I used green chile powder rather than fresh roasted/chopped green chile in the guacamole recipe, because it is easier and cheaper to procure if you don’t live in New Mexico and it still tastes better and packs more punch than jalapenos.
The stuff in the tin cans is awful and should be avoided at all costs. Yet, fresh roasted chile is expensive to ship. The crushed green chile and green chile powders also come in mild, medium, hot, and extra hot, but they don’t cost a fortune to ship. I recommend Fruit Basket ABQ. Great selection, reasonable prices, and I know they ship nationwide and can easily handle wholesale.
This isn’t boring, squished up avocados with salt. Makes approximately 2 cups. If you have to share with more than a couple of people, you may want to double the recipe.
- 2-3 ripe avocados (3 if medium, 2 if large)
- 1/3 cup finely chopped onion
- 3/4 cup chopped tomato
- 1/2 teaspoon minced garlic
- 1 1/2 tablespoon lime (or lemon) juice
- 1 tablespoon green chile powder or crushed green chile (more if you want it hotter)

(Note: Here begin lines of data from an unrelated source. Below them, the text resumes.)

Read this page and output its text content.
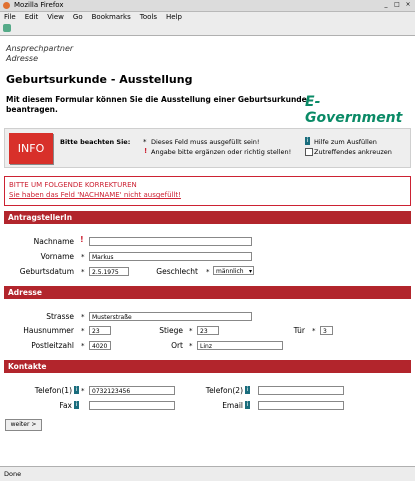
Mozilla Firefox	_	□ ×
File Edit View Go Bookmarks Tools Help
Ansprechpartner
Adresse
Geburtsurkunde - Ausstellung
Mit diesem Formular können Sie die Ausstellung einer Geburtsurkunde
beantragen.	E-Government
INFO	Bitte beachten Sie: * Dieses Feld muss ausgefüllt sein!
! Angabe bitte ergänzen oder richtig stellen!
i Hilfe zum Ausfüllen
Zutreffendes ankreuzen
BITTE UM FOLGENDE KORREKTUREN
Sie haben das Feld 'NACHNAME' nicht ausgefüllt!
AntragstellerIn
Nachname !
Vorname *	Markus
Geburtsdatum *	2.5.1975	Geschlecht *	männlich ▾
Adresse
Strasse *	Musterstraße
Hausnummer *	23	Stiege *	23	Tür *	3
Postleitzahl *	4020	Ort *	Linz
Kontakte
Telefon(1) i *	0732123456	Telefon(2) i
Fax i	Email i
weiter >
Done
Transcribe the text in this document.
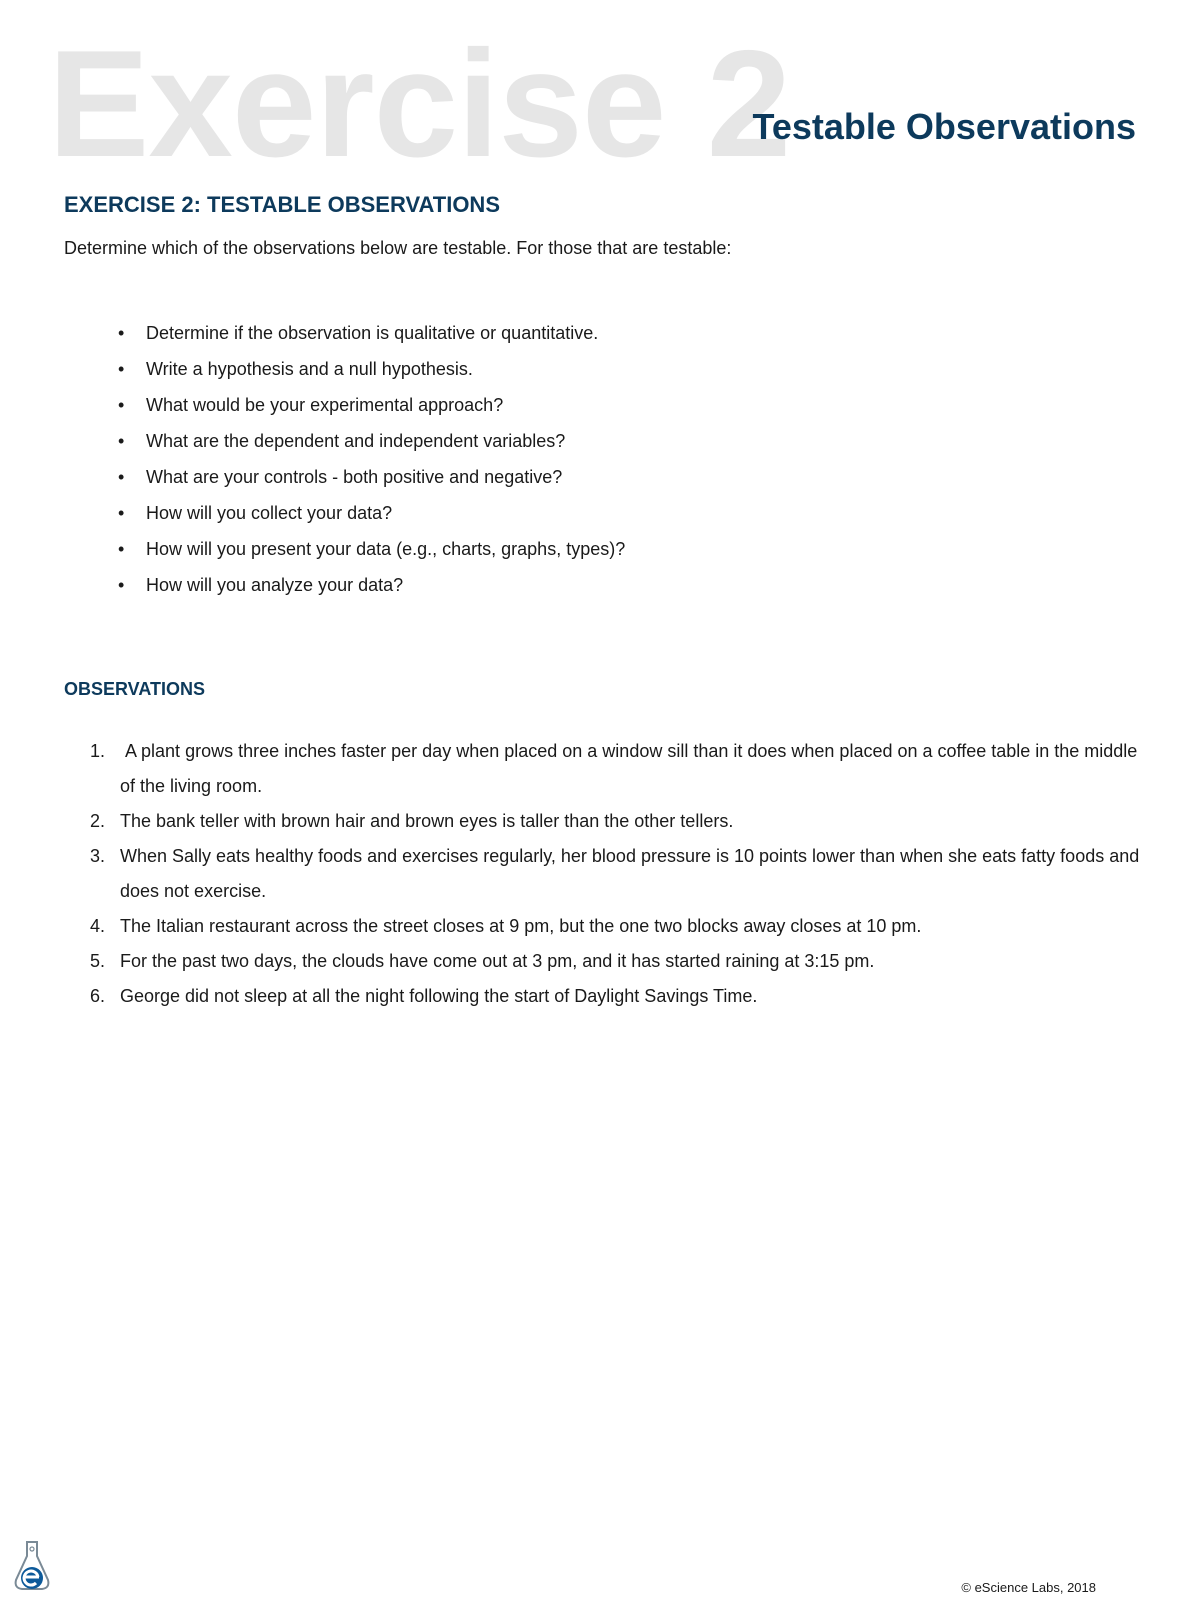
Exercise 2
Testable Observations
EXERCISE 2: TESTABLE OBSERVATIONS
Determine which of the observations below are testable. For those that are testable:
• Determine if the observation is qualitative or quantitative.
• Write a hypothesis and a null hypothesis.
• What would be your experimental approach?
• What are the dependent and independent variables?
• What are your controls - both positive and negative?
• How will you collect your data?
• How will you present your data (e.g., charts, graphs, types)?
• How will you analyze your data?
OBSERVATIONS
1. A plant grows three inches faster per day when placed on a window sill than it does when placed on a coffee table in the middle of the living room.
2. The bank teller with brown hair and brown eyes is taller than the other tellers.
3. When Sally eats healthy foods and exercises regularly, her blood pressure is 10 points lower than when she eats fatty foods and does not exercise.
4. The Italian restaurant across the street closes at 9 pm, but the one two blocks away closes at 10 pm.
5. For the past two days, the clouds have come out at 3 pm, and it has started raining at 3:15 pm.
6. George did not sleep at all the night following the start of Daylight Savings Time.
© eScience Labs, 2018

- 3/4 teaspoon salt (adjust as needed)
- 1/4 teaspoon pepper
- 1/2 teaspoon ground cumin
- Couple of dashes of tobasco or hot sauce (optional)
You can use a food processor to mash your avocados, but I got with a more utilitarian method. Cut the avocado in half. Use a knife to draw cubes. This should be easy on a ripe avocado. Scoop the avocado out of the skin with a spoon. I use a fork to mash it up. Ideally, it should have some texture.
Once the avocado is mashed into a coarse purée, add the onion, tomato, garlic, lime juice, green chile powder, salt, pepper, cumin, and tobasco (optional). Use the fork to mix it together. Serve immediately or refrigerate until serving.
The lime (or lemon) juice works as a preservative so it doesn’t turn brown as quickly. If you are going to be storing it for more than a couple of hours, I would hold on to one or both avocado seeds. Rinse the seeds off, put the in the guacamole when it is done, and refrigerate until you are ready to serve. The seeds buy you a little time.